我过会儿还会绕回来讲这个话题,我认为真正重要的是,让有识之士担任要职。从过去的经验看,他们可能具有不同的背景。
如果你想知道成立于1837年的宝洁公司(Procter & Gamble)为何依然处于行业巅峰?有人认为,企业难以经历巨大的变革而屹立不倒,他们都有自身的商业周期,最终都会兴衰更替。这样看来宝洁公司的案例的确令人费解。宝洁历经美国的南北战争、战后重建、世纪之交(19-20世纪)、主要城市的兴起、电力、电话和电报的发明、一战、大萧条、二战,直到今天。你可能会问一个简单的问题:为什么(宝洁能够屹立不倒)?
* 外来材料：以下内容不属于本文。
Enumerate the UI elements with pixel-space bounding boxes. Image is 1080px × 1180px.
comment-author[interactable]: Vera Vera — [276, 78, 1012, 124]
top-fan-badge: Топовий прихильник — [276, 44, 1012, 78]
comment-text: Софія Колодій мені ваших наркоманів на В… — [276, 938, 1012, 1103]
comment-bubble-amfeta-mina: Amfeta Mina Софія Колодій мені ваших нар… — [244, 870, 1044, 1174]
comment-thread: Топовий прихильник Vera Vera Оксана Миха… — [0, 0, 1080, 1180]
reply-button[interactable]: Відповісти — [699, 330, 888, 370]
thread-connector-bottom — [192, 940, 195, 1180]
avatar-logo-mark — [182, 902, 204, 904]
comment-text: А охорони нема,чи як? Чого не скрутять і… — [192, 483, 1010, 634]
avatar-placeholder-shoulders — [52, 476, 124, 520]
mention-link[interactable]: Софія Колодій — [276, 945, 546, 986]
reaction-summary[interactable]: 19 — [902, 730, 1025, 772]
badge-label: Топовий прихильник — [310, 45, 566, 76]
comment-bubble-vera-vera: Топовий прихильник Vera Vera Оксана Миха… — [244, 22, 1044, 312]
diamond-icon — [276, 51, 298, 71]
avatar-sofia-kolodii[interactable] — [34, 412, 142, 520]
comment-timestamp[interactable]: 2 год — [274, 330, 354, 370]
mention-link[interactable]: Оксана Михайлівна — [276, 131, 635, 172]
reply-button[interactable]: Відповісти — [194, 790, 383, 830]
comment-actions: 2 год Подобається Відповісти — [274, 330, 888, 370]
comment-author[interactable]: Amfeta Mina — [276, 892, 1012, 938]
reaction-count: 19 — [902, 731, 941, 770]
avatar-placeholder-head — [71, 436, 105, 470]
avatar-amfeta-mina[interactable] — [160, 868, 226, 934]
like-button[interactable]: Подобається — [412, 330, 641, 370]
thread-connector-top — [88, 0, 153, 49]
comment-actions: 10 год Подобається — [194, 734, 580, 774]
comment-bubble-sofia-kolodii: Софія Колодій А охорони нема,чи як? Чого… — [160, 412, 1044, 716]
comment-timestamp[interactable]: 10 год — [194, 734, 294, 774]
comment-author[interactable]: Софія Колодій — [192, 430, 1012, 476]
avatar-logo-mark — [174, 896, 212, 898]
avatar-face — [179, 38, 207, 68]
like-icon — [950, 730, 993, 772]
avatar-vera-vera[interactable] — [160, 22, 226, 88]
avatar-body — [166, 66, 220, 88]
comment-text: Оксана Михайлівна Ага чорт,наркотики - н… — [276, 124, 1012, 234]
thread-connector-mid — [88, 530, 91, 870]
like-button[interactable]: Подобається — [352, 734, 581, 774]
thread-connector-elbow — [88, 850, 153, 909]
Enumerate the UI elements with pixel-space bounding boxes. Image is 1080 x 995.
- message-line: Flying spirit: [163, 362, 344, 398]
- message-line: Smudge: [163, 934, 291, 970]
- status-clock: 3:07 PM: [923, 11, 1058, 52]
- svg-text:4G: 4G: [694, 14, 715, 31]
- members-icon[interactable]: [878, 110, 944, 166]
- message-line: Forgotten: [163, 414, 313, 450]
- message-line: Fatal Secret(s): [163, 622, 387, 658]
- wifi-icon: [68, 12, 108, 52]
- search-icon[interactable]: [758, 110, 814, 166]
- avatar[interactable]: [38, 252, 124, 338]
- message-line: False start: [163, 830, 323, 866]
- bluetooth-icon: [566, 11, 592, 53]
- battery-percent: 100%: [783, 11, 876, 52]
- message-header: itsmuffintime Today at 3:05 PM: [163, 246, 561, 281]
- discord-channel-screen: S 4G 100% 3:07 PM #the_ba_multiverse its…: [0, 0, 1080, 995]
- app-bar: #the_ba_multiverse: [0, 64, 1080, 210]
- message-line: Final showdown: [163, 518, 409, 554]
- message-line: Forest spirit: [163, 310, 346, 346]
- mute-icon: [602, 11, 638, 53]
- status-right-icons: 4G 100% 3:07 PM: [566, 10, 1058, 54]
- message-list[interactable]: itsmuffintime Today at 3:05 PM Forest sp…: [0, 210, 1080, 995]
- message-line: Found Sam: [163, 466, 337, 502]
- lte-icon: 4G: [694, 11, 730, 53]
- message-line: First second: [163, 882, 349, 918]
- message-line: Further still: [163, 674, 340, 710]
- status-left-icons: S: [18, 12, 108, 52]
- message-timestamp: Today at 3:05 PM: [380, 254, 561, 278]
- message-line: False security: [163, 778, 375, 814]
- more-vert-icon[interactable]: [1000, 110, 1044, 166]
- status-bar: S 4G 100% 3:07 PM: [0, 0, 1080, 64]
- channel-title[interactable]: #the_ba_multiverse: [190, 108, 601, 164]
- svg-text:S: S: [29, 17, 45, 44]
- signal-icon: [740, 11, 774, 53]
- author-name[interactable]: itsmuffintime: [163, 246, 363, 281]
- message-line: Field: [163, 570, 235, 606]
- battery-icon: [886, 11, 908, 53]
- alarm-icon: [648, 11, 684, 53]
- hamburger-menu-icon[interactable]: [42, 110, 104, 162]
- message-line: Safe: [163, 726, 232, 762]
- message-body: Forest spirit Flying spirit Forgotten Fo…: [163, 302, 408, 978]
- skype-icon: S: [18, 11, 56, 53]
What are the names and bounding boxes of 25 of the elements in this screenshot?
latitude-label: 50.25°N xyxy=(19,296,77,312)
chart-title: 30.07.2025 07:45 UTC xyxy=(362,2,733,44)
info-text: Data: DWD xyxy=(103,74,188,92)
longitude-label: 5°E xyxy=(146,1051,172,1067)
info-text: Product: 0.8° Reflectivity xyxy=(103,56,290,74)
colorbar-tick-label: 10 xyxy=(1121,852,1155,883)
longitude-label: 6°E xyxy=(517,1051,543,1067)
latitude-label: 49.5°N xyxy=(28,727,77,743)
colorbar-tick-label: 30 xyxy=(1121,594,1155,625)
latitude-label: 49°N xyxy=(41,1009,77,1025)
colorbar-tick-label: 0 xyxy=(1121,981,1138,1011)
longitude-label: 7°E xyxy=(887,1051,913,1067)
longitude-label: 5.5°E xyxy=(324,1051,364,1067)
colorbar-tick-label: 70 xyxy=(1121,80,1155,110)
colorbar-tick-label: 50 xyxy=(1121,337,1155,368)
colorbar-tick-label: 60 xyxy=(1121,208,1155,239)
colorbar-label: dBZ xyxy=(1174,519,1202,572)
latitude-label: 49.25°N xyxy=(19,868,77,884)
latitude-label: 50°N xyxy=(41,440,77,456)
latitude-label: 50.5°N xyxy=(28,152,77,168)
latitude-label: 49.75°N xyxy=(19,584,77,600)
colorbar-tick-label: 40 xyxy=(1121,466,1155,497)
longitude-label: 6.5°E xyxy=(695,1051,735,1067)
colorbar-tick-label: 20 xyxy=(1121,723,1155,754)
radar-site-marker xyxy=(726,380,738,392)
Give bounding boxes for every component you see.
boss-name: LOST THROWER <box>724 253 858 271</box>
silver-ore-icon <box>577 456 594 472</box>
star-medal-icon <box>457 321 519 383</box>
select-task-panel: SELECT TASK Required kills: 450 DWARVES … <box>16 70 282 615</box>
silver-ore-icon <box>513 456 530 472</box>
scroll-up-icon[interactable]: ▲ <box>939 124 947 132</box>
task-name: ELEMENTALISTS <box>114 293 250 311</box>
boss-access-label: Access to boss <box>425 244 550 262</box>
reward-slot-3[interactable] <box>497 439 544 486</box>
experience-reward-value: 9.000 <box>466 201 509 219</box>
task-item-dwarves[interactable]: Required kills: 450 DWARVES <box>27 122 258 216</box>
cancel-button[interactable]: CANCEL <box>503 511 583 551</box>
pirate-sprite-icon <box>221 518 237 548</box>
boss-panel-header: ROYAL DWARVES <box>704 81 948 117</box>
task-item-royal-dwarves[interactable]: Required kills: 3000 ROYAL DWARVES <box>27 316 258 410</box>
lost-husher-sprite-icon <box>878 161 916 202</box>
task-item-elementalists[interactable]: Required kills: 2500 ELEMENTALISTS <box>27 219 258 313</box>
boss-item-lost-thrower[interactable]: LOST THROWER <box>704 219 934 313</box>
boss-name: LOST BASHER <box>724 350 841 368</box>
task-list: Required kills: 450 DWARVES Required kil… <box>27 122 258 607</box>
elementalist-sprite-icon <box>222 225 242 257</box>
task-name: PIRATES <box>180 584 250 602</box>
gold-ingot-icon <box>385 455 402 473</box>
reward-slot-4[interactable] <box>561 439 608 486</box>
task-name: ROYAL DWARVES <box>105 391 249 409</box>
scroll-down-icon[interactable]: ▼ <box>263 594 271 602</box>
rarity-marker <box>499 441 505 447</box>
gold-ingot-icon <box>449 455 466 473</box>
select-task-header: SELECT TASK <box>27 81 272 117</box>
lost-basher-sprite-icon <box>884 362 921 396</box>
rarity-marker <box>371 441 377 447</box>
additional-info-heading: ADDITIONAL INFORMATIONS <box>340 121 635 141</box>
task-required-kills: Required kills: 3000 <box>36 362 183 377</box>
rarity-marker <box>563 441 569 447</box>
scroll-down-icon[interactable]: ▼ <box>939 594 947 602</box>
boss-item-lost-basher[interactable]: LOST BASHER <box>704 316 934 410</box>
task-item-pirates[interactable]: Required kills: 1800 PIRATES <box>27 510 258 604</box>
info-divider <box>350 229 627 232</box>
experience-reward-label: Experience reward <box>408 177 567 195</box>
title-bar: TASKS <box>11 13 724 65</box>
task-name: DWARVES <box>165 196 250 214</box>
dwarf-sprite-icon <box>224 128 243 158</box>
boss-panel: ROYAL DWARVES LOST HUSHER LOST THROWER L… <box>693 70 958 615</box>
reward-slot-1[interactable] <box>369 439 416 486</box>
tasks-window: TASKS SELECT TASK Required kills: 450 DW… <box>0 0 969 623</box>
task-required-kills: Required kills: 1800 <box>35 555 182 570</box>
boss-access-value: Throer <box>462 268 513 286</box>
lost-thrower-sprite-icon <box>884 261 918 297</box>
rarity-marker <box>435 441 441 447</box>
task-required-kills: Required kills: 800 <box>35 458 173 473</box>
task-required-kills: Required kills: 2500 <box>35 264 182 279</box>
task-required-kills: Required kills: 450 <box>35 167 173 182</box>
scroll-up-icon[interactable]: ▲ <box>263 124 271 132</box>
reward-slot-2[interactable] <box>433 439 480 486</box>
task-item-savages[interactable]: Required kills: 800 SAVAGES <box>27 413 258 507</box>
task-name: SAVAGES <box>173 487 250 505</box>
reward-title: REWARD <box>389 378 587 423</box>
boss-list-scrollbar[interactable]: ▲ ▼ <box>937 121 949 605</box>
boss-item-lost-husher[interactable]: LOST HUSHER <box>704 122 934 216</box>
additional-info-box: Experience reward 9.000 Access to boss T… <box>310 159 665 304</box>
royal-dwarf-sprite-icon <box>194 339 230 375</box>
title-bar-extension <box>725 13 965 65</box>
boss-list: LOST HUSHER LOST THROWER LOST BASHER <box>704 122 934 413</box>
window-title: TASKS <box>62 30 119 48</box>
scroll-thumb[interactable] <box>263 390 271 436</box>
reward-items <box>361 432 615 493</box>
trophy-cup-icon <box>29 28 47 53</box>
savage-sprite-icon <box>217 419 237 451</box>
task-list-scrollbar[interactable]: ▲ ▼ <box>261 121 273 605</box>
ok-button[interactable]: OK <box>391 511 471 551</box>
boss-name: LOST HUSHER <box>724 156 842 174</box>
答案有许多,其中之一就是:早在商学院出现之前,宝洁就开始吸纳青年才俊,在宝洁自身的价值体系内部,在公司处事方式的框架内,在不同的品牌的内部,培养这些年轻人,让他们成为宝洁人。并持续地地根据现实中的表现检验谁能够真正遵照宝洁的标准来创造卓越的业绩。
在1837年,当宝洁还是一家小企业时,他们就开始这么做。当然现在,宝洁从世界各地的商学院招聘人才。他们也从其他学院招纳他们这个技术领域的人才,比如招纳工程学院毕业生、化学博士等。但是他们的初衷未改:招纳年轻人,让他们在自己的体系里成长,根据他们实际能力不断提升的情况,留下最优秀的人。我相信这将继续成为持久而卓越的企业的标志。
我想知道的是,如果我有一家中国企业,尤其当我的企业正在壮大过程中,如何才能从一开始就持续吸引年轻人,继而考察他们?或者说如何才能不断地吸引人才,然后扩大企业?这样当机会来临就能把握住。
我们在海外扩张,将业务拓展到巴西、美国等地。当我们有了新的业务领域,你会发现在这一领域,某些人更好地证明了自己的实力,所以我们就可以让他承担更多的责任。这会成为一种自我完善的过程。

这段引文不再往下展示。